Mon sourire s'agrandit au fur et à mesure de la description. J'ai du mal à y croire.

- Merci Edward.

- Bella…

- Oui ?

- Crois-moi, j'aurai beaucoup moins hésité si je n'avais pas su que tu n'avais que seize ans.

Mon cœur s'emballe. C'est la première fois depuis notre baiser que nous abordons réellement notre relation. Ça a beau être au téléphone, cela me réchauffe, me rassure. Je l'aime…

- Je ne veux pas que tu attires les hommes, Bella.

- Pardon.

- Je veux te suffire, que tu n'en ais pas besoin d'autres.

- Je ne veux que toi, Edward. Les autres, je m'en fous.

- Moi aussi, Bella. Je… je…

Il s'interrompt. Je voudrais pouvoir lui dire « je t'aime ». Mais pas au téléphone, demain, quand je rentrerai, je dois lui dire, je veux lui dire.

- Toi et moi, il faut qu'on ait une conversation face à face.

- Je le crois aussi.

- Tu me manques Edward.

- Toi aussi, Bella.

- J'ai hâte d'être à demain. Je vais essayer de faire avancer le décollage du jet. À demain Edward.

- À demain ma Bella.

De nouveau, il raccroche brusquement. Je suis « sa » Bella. Comme une idiote, je serre mon portable contre mon cœur tout en m'agitant sur mon lit. Non seulement il m'a rassuré ce con mais en plus, il me considère comme sienne. Et surtout Tanya ne l'intéresse pas. Je l'aime, je l'aime, je l'aime, je l'aime.

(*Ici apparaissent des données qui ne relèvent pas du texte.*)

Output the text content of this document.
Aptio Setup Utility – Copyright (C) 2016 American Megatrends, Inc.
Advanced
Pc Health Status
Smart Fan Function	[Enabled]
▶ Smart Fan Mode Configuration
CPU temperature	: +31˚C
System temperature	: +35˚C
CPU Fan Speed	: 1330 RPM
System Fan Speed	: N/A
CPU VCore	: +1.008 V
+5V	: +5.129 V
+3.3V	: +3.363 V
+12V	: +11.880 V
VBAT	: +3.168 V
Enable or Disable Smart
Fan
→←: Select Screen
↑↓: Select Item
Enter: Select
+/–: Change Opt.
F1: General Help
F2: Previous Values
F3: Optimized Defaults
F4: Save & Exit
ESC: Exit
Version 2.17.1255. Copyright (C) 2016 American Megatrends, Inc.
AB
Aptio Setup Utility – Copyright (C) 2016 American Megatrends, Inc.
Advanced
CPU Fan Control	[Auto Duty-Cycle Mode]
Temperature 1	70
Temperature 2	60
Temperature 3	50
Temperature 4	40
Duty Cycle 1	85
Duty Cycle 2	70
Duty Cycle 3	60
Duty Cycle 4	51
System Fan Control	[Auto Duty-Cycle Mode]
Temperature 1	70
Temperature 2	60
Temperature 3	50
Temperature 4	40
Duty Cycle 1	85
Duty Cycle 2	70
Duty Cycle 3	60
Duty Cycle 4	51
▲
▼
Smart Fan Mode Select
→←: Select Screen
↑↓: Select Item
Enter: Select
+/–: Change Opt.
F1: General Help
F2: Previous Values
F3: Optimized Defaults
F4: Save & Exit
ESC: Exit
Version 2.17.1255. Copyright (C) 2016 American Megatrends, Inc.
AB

Un chapitre avec énormément de choses, où l'on se rend compte que Bella intervient quand Isabella est de sortie. Alors oui, j'adore Vienne, et je me suis lâchée sur les liens sur mon profil. Vous trouverez la Hofburg, Sconbrunn et Sissi avec ses étoiles.

Vous avez pu découvrir la naissance d'Isabella Volturi en tant que fille de la mafia. Ce souvenir aurait du apparaître au chapitre des retrouvailles mais je ne voulais qu'il soit occulté par passage que tout le monde attendait, le retour d'Edward. Bien évidemment, je ne cautionne pas les soirées orgiaques !

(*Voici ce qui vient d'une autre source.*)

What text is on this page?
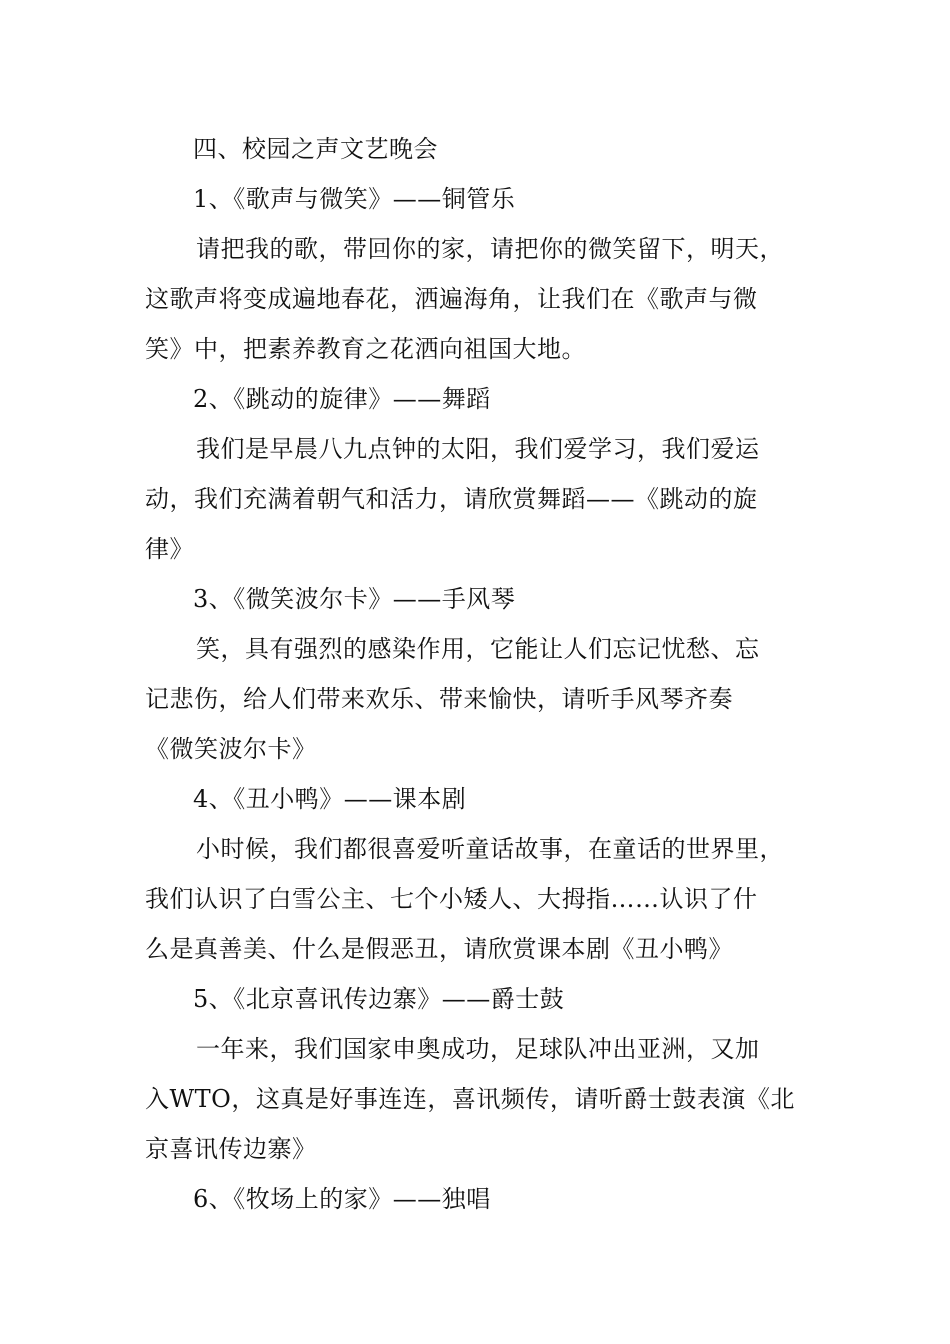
四、校园之声文艺晚会
1、《歌声与微笑》——铜管乐
请把我的歌，带回你的家，请把你的微笑留下，明天，
这歌声将变成遍地春花，洒遍海角，让我们在《歌声与微
笑》中，把素养教育之花洒向祖国大地。
2、《跳动的旋律》——舞蹈
我们是早晨八九点钟的太阳，我们爱学习，我们爱运
动，我们充满着朝气和活力，请欣赏舞蹈——《跳动的旋
律》
3、《微笑波尔卡》——手风琴
笑，具有强烈的感染作用，它能让人们忘记忧愁、忘
记悲伤，给人们带来欢乐、带来愉快，请听手风琴齐奏
《微笑波尔卡》
4、《丑小鸭》——课本剧
小时候，我们都很喜爱听童话故事，在童话的世界里，
我们认识了白雪公主、七个小矮人、大拇指……认识了什
么是真善美、什么是假恶丑，请欣赏课本剧《丑小鸭》
5、《北京喜讯传边寨》——爵士鼓
一年来，我们国家申奥成功，足球队冲出亚洲，又加
入WTO，这真是好事连连，喜讯频传，请听爵士鼓表演《北
京喜讯传边寨》
6、《牧场上的家》——独唱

Ensuite, Bella et Edward qui s'agacent au téléphone, mais c'est leur manière de fonctionner. J'adore écrire leurs incartades, c'est assez jubilatoire.

Isabella qui défend son Edward face à une Tanya croqueuse d'homme. Bon c'est souvent Tanya qui a le mauvais rôle mais bon, il en faut bien une. Et même si je n'épargne pas Alice, je ne peux pas totalement lui donner un rôle de méchante.

Enfin une dernière conversation qui promet pleins de choses pour le prochain chapitre.

Sur ce, à samedi prochain.

Cokochocolatine

« Les tragédies de l'Histoire révèlent les grands hommes ; mais ce sont les médiocres qui provoquent les tragédies. » Maurice Druon. Les Rois Maudits


Titine : Et oui, enfin ! Il est lent à la détente le pauvre…Bise.

Lilly-Rose : Merci bien pour ton commentaire. Comme tu as pu le voir, il est bien plus question d'Isabella que de Bella, mais bon, il en faut. Bise.

Aussidagility : Pourquoi Edward ne rejoint-il pas Bella ? Il ne veut pas se mêler de ses affaires criminelles, et puis elle ne le lui a pas proposé. De surcroit ce serait l'exposer d'avantage au danger. Enfin, bref toutes les raisons du monde pour qu'Edward n'aille pas à Vienne. Mais oui, Alberto et Alfred : même combat ! A dans 3 semaines. Bise.